Class KolmogorovSmirnovTest

java.lang.Object
org.apache.commons.statistics.inference.KolmogorovSmirnovTest

public final class KolmogorovSmirnovTest extends Object
Implements the Kolmogorov-Smirnov (K-S) test for equality of continuous distributions.

The one-sample test uses a D statistic based on the maximum deviation of the empirical distribution of sample data points from the distribution expected under the null hypothesis.

The two-sample test uses a D statistic based on the maximum deviation of the two empirical distributions of sample data points. The two-sample tests evaluate the null hypothesis that the two samples x and y come from the same underlying distribution.

References:

  1. Marsaglia, G., Tsang, W. W., & Wang, J. (2003). Evaluating Kolmogorov's Distribution. Journal of Statistical Software, 8(18), 1–4.
  2. Simard, R., & L’Ecuyer, P. (2011). Computing the Two-Sided Kolmogorov-Smirnov Distribution. Journal of Statistical Software, 39(11), 1–18.
  3. Sekhon, J. S. (2011). Multivariate and Propensity Score Matching Software with Automated Balance Optimization: The Matching package for R. Journal of Statistical Software, 42(7), 1–52.
  4. Viehmann, T (2021). Numerically more stable computation of the p-values for the two-sample Kolmogorov-Smirnov test. arXiv:2102.08037
  5. Hodges, J. L. (1958). The significance probability of the smirnov two-sample test. Arkiv for Matematik, 3(5), 469-486.

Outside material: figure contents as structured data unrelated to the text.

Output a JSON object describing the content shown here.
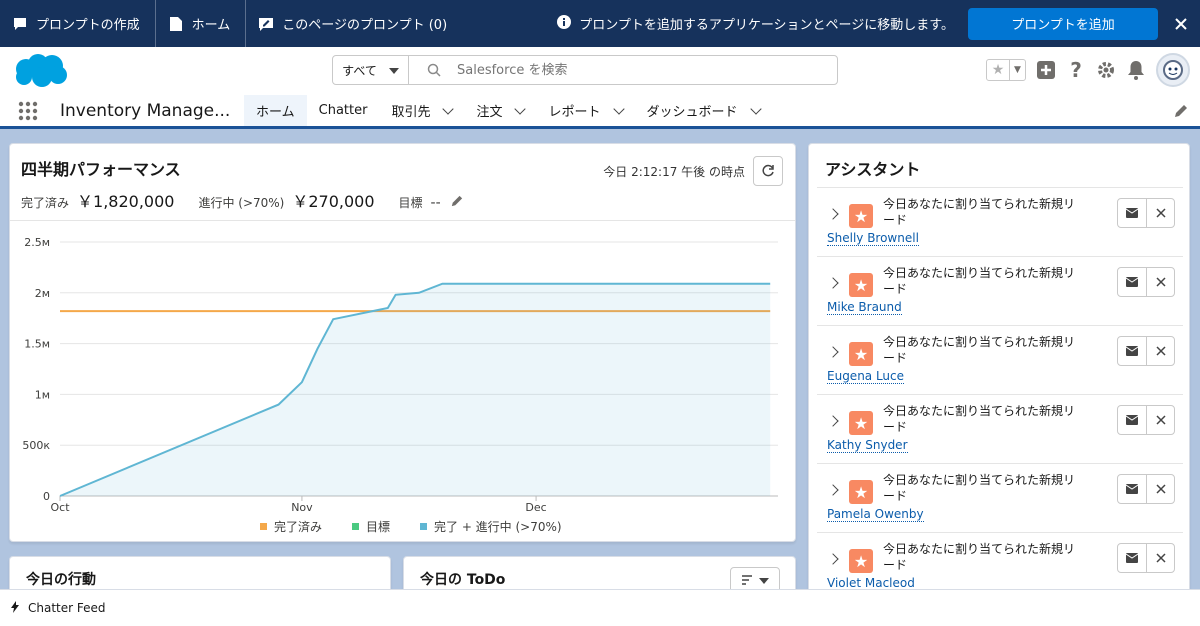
{
  "prompt_bar": {
    "create_prompt": "プロンプトの作成",
    "home": "ホーム",
    "page_prompts": "このページのプロンプト (0)",
    "info_message": "プロンプトを追加するアプリケーションとページに移動します。",
    "add_prompt": "プロンプトを追加"
  },
  "search": {
    "scope": "すべて",
    "placeholder": "Salesforce を検索"
  },
  "nav": {
    "app_name": "Inventory Manage...",
    "tabs": [
      {
        "label": "ホーム"
      },
      {
        "label": "Chatter"
      },
      {
        "label": "取引先"
      },
      {
        "label": "注文"
      },
      {
        "label": "レポート"
      },
      {
        "label": "ダッシュボード"
      }
    ]
  },
  "performance": {
    "title": "四半期パフォーマンス",
    "as_of": "今日 2:12:17 午後 の時点",
    "closed_label": "完了済み",
    "closed_value": "￥1,820,000",
    "open_label": "進行中 (>70%)",
    "open_value": "￥270,000",
    "goal_label": "目標",
    "goal_value": "--"
  },
  "chart_data": {
    "type": "area",
    "x_ticks": [
      "Oct",
      "Nov",
      "Dec"
    ],
    "y_ticks": [
      "0",
      "500к",
      "1м",
      "1.5м",
      "2м",
      "2.5м"
    ],
    "ylim": [
      0,
      2500000
    ],
    "legend_position": "bottom",
    "series": [
      {
        "name": "完了済み",
        "color": "#f4a84a",
        "type": "line",
        "points": [
          [
            "Oct 1",
            1820000
          ],
          [
            "Dec 31",
            1820000
          ]
        ]
      },
      {
        "name": "目標",
        "color": "#4bca81",
        "type": "line",
        "points": []
      },
      {
        "name": "完了 + 進行中 (>70%)",
        "color": "#5fb6d3",
        "type": "area",
        "points": [
          [
            "Oct 1",
            0
          ],
          [
            "Oct 29",
            900000
          ],
          [
            "Nov 1",
            1120000
          ],
          [
            "Nov 3",
            1450000
          ],
          [
            "Nov 5",
            1740000
          ],
          [
            "Nov 12",
            1850000
          ],
          [
            "Nov 13",
            1980000
          ],
          [
            "Nov 16",
            2000000
          ],
          [
            "Nov 19",
            2090000
          ],
          [
            "Dec 31",
            2090000
          ]
        ]
      }
    ]
  },
  "assistant": {
    "title": "アシスタント",
    "leads": [
      {
        "text": "今日あなたに割り当てられた新規リード",
        "name": "Shelly Brownell"
      },
      {
        "text": "今日あなたに割り当てられた新規リード",
        "name": "Mike Braund"
      },
      {
        "text": "今日あなたに割り当てられた新規リード",
        "name": "Eugena Luce"
      },
      {
        "text": "今日あなたに割り当てられた新規リード",
        "name": "Kathy Snyder"
      },
      {
        "text": "今日あなたに割り当てられた新規リード",
        "name": "Pamela Owenby"
      },
      {
        "text": "今日あなたに割り当てられた新規リード",
        "name": "Violet Macleod"
      }
    ]
  },
  "today_events": {
    "title": "今日の行動"
  },
  "today_todo": {
    "title": "今日の ToDo"
  },
  "footer": {
    "chatter_feed": "Chatter Feed"
  },
  "colors": {
    "brand_dark": "#16325c",
    "brand_button": "#0176d3",
    "nav_accent": "#1b5297",
    "lead_icon": "#f88962",
    "link": "#0b5cab"
  }
}
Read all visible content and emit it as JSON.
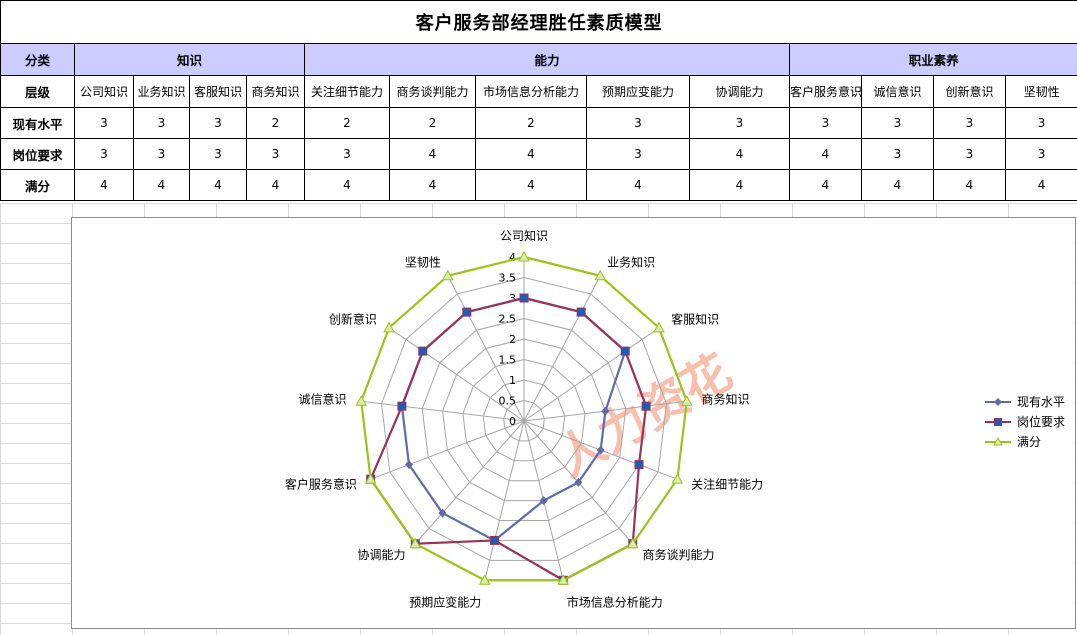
{
  "table": {
    "title": "客户服务部经理胜任素质模型",
    "category_header": "分类",
    "level_header": "层级",
    "categories": [
      {
        "label": "知识",
        "span": 4
      },
      {
        "label": "能力",
        "span": 5
      },
      {
        "label": "职业素养",
        "span": 4
      }
    ],
    "levels": [
      "公司知识",
      "业务知识",
      "客服知识",
      "商务知识",
      "关注细节能力",
      "商务谈判能力",
      "市场信息分析能力",
      "预期应变能力",
      "协调能力",
      "客户服务意识",
      "诚信意识",
      "创新意识",
      "坚韧性"
    ],
    "rows": [
      {
        "label": "现有水平",
        "values": [
          3,
          3,
          3,
          2,
          2,
          2,
          2,
          3,
          3,
          3,
          3,
          3,
          3
        ]
      },
      {
        "label": "岗位要求",
        "values": [
          3,
          3,
          3,
          3,
          3,
          4,
          4,
          3,
          4,
          4,
          3,
          3,
          3
        ]
      },
      {
        "label": "满分",
        "values": [
          4,
          4,
          4,
          4,
          4,
          4,
          4,
          4,
          4,
          4,
          4,
          4,
          4
        ]
      }
    ]
  },
  "chart_data": {
    "type": "radar",
    "categories": [
      "公司知识",
      "业务知识",
      "客服知识",
      "商务知识",
      "关注细节能力",
      "商务谈判能力",
      "市场信息分析能力",
      "预期应变能力",
      "协调能力",
      "客户服务意识",
      "诚信意识",
      "创新意识",
      "坚韧性"
    ],
    "series": [
      {
        "name": "现有水平",
        "values": [
          3,
          3,
          3,
          2,
          2,
          2,
          2,
          3,
          3,
          3,
          3,
          3,
          3
        ],
        "color": "#636aa8",
        "marker": "diamond"
      },
      {
        "name": "岗位要求",
        "values": [
          3,
          3,
          3,
          3,
          3,
          4,
          4,
          3,
          4,
          4,
          3,
          3,
          3
        ],
        "color": "#983259",
        "marker": "square"
      },
      {
        "name": "满分",
        "values": [
          4,
          4,
          4,
          4,
          4,
          4,
          4,
          4,
          4,
          4,
          4,
          4,
          4
        ],
        "color": "#9ac41a",
        "marker": "triangle"
      }
    ],
    "radial_ticks": [
      "0",
      "0.5",
      "1",
      "1.5",
      "2",
      "2.5",
      "3",
      "3.5",
      "4"
    ],
    "rmax": 4,
    "marker_fill": "#1f5bb8",
    "grid": true,
    "legend_position": "right",
    "watermark": "人力资花"
  }
}
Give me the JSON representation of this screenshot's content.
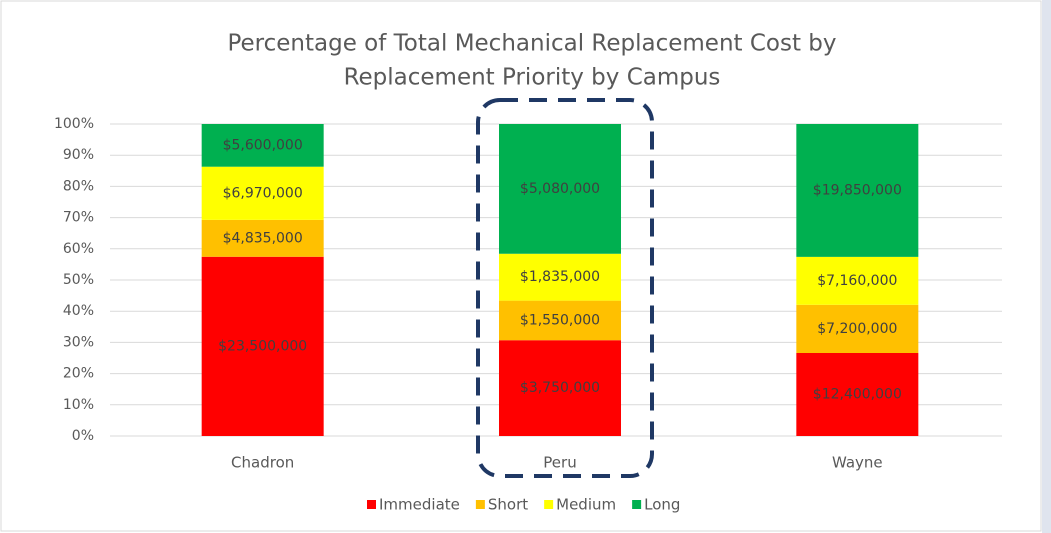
{
  "chart_data": {
    "type": "bar",
    "stacking": "percent",
    "title": [
      "Percentage of Total Mechanical Replacement Cost by",
      "Replacement Priority by Campus"
    ],
    "categories": [
      "Chadron",
      "Peru",
      "Wayne"
    ],
    "series": [
      {
        "name": "Immediate",
        "color": "#ff0000",
        "values": [
          23500000,
          3750000,
          12400000
        ],
        "value_labels": [
          "$23,500,000",
          "$3,750,000",
          "$12,400,000"
        ]
      },
      {
        "name": "Short",
        "color": "#ffc000",
        "values": [
          4835000,
          1550000,
          7200000
        ],
        "value_labels": [
          "$4,835,000",
          "$1,550,000",
          "$7,200,000"
        ]
      },
      {
        "name": "Medium",
        "color": "#ffff00",
        "values": [
          6970000,
          1835000,
          7160000
        ],
        "value_labels": [
          "$6,970,000",
          "$1,835,000",
          "$7,160,000"
        ]
      },
      {
        "name": "Long",
        "color": "#00b050",
        "values": [
          5600000,
          5080000,
          19850000
        ],
        "value_labels": [
          "$5,600,000",
          "$5,080,000",
          "$19,850,000"
        ]
      }
    ],
    "ylim": [
      0,
      100
    ],
    "yticks": [
      {
        "value": 0,
        "label": "0%"
      },
      {
        "value": 10,
        "label": "10%"
      },
      {
        "value": 20,
        "label": "20%"
      },
      {
        "value": 30,
        "label": "30%"
      },
      {
        "value": 40,
        "label": "40%"
      },
      {
        "value": 50,
        "label": "50%"
      },
      {
        "value": 60,
        "label": "60%"
      },
      {
        "value": 70,
        "label": "70%"
      },
      {
        "value": 80,
        "label": "80%"
      },
      {
        "value": 90,
        "label": "90%"
      },
      {
        "value": 100,
        "label": "100%"
      }
    ],
    "grid": true,
    "legend": "bottom"
  }
}
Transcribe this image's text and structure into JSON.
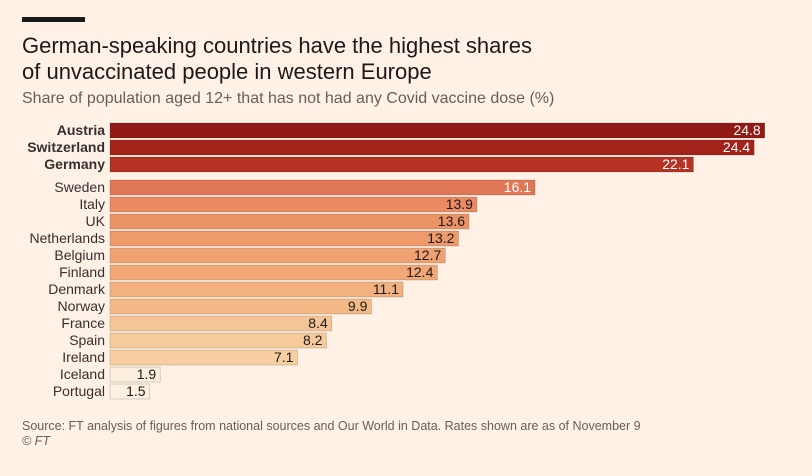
{
  "chart_data": {
    "type": "bar",
    "orientation": "horizontal",
    "title": "German-speaking countries have the highest shares of unvaccinated people in western Europe",
    "subtitle": "Share of population aged 12+ that has not had any Covid vaccine dose (%)",
    "categories": [
      "Austria",
      "Switzerland",
      "Germany",
      "Sweden",
      "Italy",
      "UK",
      "Netherlands",
      "Belgium",
      "Finland",
      "Denmark",
      "Norway",
      "France",
      "Spain",
      "Ireland",
      "Iceland",
      "Portugal"
    ],
    "values": [
      24.8,
      24.4,
      22.1,
      16.1,
      13.9,
      13.6,
      13.2,
      12.7,
      12.4,
      11.1,
      9.9,
      8.4,
      8.2,
      7.1,
      1.9,
      1.5
    ],
    "colors": [
      "#921a14",
      "#a3221a",
      "#b63222",
      "#e07858",
      "#ea8b61",
      "#ec9366",
      "#ee9a6b",
      "#f0a272",
      "#f1a876",
      "#f3b17f",
      "#f4b987",
      "#f6c597",
      "#f7ca9c",
      "#f8cfa1",
      "#fbeedc",
      "#fcf1e1"
    ],
    "xlim": [
      0,
      25
    ],
    "source": "Source: FT analysis of figures from national sources and Our World in Data. Rates shown are as of November 9",
    "credit": "© FT"
  }
}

Note that [1] contains an error in computing h, refer to MATH-437 for details.

Since:
1.1
See Also:
  • Method Details

    • withDefaults

      Returns:
      default instance
    • with

      Return an instance with the configured alternative hypothesis.
      Parameters:
      v - Value.
      Returns:
      an instance
    • with

      Return an instance with the configured p-value method.

      For the one-sample two-sided test Kolmogorov's asymptotic approximation can be used; otherwise the p-value uses the distribution of the D statistic.

      For the two-sample test the exact p-value can be computed for small sample sizes; otherwise the p-value resorts to the asymptotic approximation. Alternatively a p-value can be estimated from the combined distribution of the samples. This requires a source of randomness.

      Parameters:
      v - Value.
      Returns:
      an instance
      See Also:
    • with

      Return an instance with the configured inequality.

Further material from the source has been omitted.